Lazarus Group Bets on Destructive Malware
What Is It?
In the online casino attack, Eset found over 100 end-user systems and servers infected with Lazarus Group malware demonstrating significant effort on the attackers’ part to compromise the network.
The malware includes a backdoor component listening on a specific port number that’s capable of manipulating files and processes and gathering system information, a session hijacker which creates a new process as the current user logged into the system and the destructive malware.
The destructive malware discovered in this attack, which Eset generically classifies as KillDisk, is almost identical to other variants used in attacks targeting financial organizations in the same geographical area in early 2018.
Since the second half of 2017, reports of destructive malware attacks have been increasing in frequency, examples of which include NotPetya, the Iranian APT33 group’s attacks on petrochemical, aerospace and energy industries and, of course, the attack on the PyeongChang Winter Olympics servers. While the use of destructive malware may be used as the primary purpose of an attack designed to cause disruption to the target’s business, it can also be utilized in cases of extortion, as the penalty for non-payment, or by attackers wishing to remove potential forensic evidence of an attack.

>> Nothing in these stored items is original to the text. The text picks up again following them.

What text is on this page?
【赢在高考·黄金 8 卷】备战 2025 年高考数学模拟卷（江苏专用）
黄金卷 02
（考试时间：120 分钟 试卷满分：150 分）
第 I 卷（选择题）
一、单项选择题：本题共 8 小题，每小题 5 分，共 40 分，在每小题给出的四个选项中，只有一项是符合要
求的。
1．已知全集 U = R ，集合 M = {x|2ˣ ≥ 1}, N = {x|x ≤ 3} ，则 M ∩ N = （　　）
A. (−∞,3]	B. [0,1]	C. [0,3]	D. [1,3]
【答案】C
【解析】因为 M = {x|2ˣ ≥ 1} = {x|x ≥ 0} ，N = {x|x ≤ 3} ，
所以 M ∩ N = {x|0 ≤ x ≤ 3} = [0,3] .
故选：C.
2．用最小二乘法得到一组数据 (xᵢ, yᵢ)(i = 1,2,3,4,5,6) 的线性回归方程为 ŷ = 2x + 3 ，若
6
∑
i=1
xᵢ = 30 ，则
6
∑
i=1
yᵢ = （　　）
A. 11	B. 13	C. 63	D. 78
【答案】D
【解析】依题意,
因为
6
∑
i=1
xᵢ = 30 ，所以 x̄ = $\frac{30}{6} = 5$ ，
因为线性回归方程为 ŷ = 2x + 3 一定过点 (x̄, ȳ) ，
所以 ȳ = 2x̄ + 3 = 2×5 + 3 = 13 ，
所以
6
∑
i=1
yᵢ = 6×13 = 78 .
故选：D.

A recent report by researchers from security firm Eset describes a destructive malware attack on a Central American-based online casino they believe to have been perpetrated by the notorious Lazarus Group. This group, referred to by the FBI as Hidden Cobra, is believed to be responsible for numerous attacks that included destructive malware. The most well-known of these is the 2014 Sony Pictures breach. The group is believed to be comprised of smaller teams and utilizes a combination of their own malicious tools, which are usually recompiled or altered for each attack, as well as publically available tools such as Mimikatz.
How Does It Propagate?
The malware does self-propagate.
The specifics of the infection vector aren’t described, but believed to include droppers, which are likely to be executed on systems as a result of some form of social engineering such as malicious attachments in spear phishing emails. There is also evidence of the attackers compromising remote access tools such as Radmin3 and LogMeIn, likely due to the use of poor, easily guessed or brute-forced passwords.
When/How Did BluVector Detect It?
BluVector’s patented Machine Learning Engine (MLE) detects publicly available samples directly related to this attack. Regression testing has shown the samples would have been detected an average of 44 months prior to their release.